Akpan’s incident mirrors nocturnal clandestine operations on Lagos bridges, which force pedestrians to avoid them. Some of the identified no-go areas at night include Ojota, Berger and Charlie Boy.

Provide light at night, pedestrians beg Lagos Government

Pedestrians who spoke with Daily Trust on Sunday said there was the need for the Lagos State Government to provide electricity on various footbridges across the metropolis to avoid attacks by hoodlums.

Motunrayo Shobowale, who harped on the importance of crossing highways through footbridges, said doing otherwise was dangerous. She urged the state government to restore light to Ojota bridge.

“Using the footbridge is very important for safety because of the speed of vehicles on the highway. Some of the drivers do not focus; they are distracted by many things. I urge everyone to use them for their safety.

“I plead with the state government to provide electricity on this bridge because there are some boys that rob because the place is dark. We need them to fix the light and provide security for us,” she said.

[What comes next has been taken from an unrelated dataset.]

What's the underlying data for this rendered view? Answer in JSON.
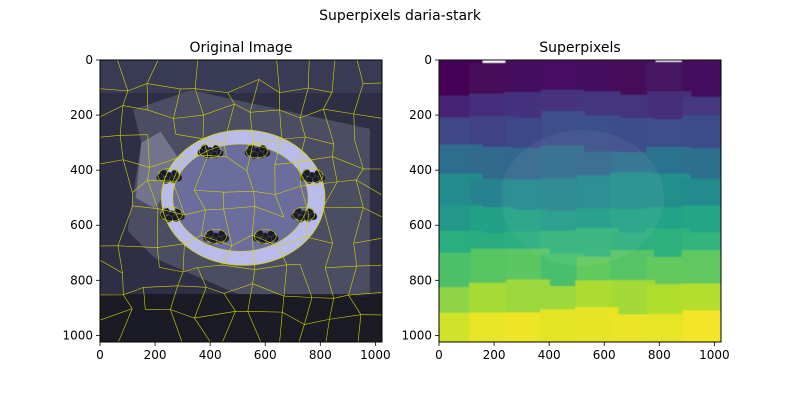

Ambrose Adegbesan said crossing the highways without using footbridges amounted to disobedience to the law, adding that there was the need to enforce compliance.

“I will advise defaulters to start using the bridges. The state government does not need to put KAI officials on the road because the bridges are for our safety,” he said.

He, however, affirmed criminal activities on various bridges and called on the state government to flood them with lights.

“It is true that at night, hooligans can do and undo. There used to be light on Ojota footbridge, but I don’t know why it is not working. I want the government to illuminate the place so that it would be difficult for the bad boys to rob at night,” she said.

We have cleared miscreants from the bridges –  KAI marshal

The commandant of the Lagos State Environmental Sanitation Corps (LAGESC), Major Olaniyi Olatunbosun Cole (retd), in an interviewed with our correspondent, said the agency had cleared miscreants from bridges. He, however, admitted that there might be few remaining.

“Most of them don’t tell you the truth, we have cleared all the bridges in Lagos from miscreants, but normally, there might still be one or two bad things here and there. We have already done our best,” he said.

He, however, added that level of compliance by pedestrians was improving.

“I believe that with time, it will get better. Normally, we don’t arrest unless they are adamant; we just tell them to go back. The Lagos State Government is doing a lot of sensitisation on people’s safety,” he said.